20 feb 2014

Hoy he vuelto a Madrid.



Dice Manuel Jabois –a quien por cierto, algún día explicaré que desde que me hice una foto con él, todo ha ido a peor en mi vida- que “una de las cosas más curiosas que siempre se le dice a la gente que escribe es que se vaya a Madrid”, y cuenta de hecho, como ejemplo de dicha teoría, que un amigo de un familiar suyo una vez le dijo que para ser escritor había que irse a Madrid. O eso dice él que dijo.

Yo hoy no me he ido, pero he vuelto a Madrid. Lo había hecho otras veces desde entonces, pero ninguna de ellas tan decidido a tropezarme –contigo- en mitad de alguna calle. He cogido el metro en Argüelles, como solía hacer otrora, y he comprobado una estación tras otra cómo el tren sigue tardando entre ocho y nueve minutos en llegar hasta Velázquez; aunque en realidad me haya bajado en Serrano, por esa costumbre tan mía de llegar pronto a todas partes con tal de no llegar tarde.

He vuelto a Madrid para refrescar mi memoria con un poco de café y otro poco de conversación con alguien con quien me identifico desde hace algún tiempo. Y lo he hecho para recordarme a mí mismo por qué pasado mañana hace un año que tuvieron lugar dos de los hechos más importantes de mi vida: dejar de forma definitiva el despacho en el que trabajaba, y fundar otra empresa personal que, aunque hace meses se encuentra liquidada, todavía a veces mantengo la esperanza de reflotar.

Hoy en Madrid no había nubes, o al menos no las suficientes como para hacerme cejar en mi idea de recorrer una tras otra sus calles a pie. Después de todo, cuando uno no tiene nada que hacer más allá de escribir cosas que no puede publicar, el tiempo se convierte en algo completamente relativo. Así que he decidido perderme –metafóricamente hablando, claro- desde Núñez de Balboa hasta la calle Princesa caminando siempre por la acera de los impares mientras sonaba Nacho Vegas; y mientras paraba de vez en cuando en algún que otro semáforo en rojo, por aquello de que lo importante es volver. Y porque lo cívico no debía estar reñido –al menos no esta mañana- con lo simbólico del momento.

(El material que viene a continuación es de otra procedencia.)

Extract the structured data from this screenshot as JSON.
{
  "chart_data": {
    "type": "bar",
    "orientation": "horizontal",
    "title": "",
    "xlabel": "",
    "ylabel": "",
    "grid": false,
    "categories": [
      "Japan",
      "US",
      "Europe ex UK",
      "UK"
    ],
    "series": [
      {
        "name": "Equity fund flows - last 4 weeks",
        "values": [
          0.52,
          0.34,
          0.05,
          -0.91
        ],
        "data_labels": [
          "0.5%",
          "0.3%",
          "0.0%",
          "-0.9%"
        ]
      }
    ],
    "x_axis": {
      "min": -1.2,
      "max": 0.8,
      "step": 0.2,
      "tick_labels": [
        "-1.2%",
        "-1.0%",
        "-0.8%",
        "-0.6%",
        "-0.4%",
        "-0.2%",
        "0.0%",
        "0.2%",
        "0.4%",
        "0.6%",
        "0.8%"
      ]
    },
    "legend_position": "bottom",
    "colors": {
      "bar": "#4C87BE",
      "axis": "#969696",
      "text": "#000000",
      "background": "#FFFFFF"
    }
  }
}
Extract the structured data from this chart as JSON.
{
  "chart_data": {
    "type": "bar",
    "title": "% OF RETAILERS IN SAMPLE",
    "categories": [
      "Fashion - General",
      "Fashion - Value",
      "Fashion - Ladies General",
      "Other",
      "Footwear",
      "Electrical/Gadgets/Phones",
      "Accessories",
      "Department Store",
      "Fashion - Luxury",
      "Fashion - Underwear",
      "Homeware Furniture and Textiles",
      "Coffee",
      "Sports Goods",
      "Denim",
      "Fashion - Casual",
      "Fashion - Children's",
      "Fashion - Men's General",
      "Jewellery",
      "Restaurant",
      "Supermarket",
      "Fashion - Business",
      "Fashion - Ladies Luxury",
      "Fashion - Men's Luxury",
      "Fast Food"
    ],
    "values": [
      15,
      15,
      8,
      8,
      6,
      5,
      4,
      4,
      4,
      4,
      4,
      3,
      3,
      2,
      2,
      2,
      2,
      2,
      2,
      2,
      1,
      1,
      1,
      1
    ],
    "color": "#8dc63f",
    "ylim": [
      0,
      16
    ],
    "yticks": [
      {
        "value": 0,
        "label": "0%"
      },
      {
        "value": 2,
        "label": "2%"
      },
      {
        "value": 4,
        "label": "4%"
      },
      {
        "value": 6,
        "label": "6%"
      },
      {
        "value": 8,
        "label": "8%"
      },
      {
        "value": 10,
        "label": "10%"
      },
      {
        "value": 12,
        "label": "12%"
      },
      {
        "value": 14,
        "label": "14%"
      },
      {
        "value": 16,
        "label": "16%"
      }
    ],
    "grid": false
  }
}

Así, he bajado por la calle Goya, y he cruzado por Velázquez, Lagasca, Claudio Coello, y Serrano para llegar hasta la Plaza de Colón, desde la cual he cruzado la Castellana, para subir por Génova hasta la plaza de Alonso Martínez. Una vez allí, he cruzado la bendita calle Almagro, y la calle Santa Engracia (en la que tantos buenos ratos he pasado) para seguir por Sagasta, Carranza, y finalmente Alberto Aguilera, en la cual he cogido el metro.

¿Por qué cuento todo esto? Pues porque esos veinte y cinco minutos que he tardado en recorrer de un punto a otro la ciudad han sido el mejor momento del día. Porque mientras recorría esa distancia he comprobado lo bien que sienta a veces el anonimato de una gran ciudad. Y porque hoy jueves día veinte de febrero, esta mañana a eso de las once, aun a riesgo de dejar de ser anónimo al doblar alguna esquina, he vuelto a Madrid.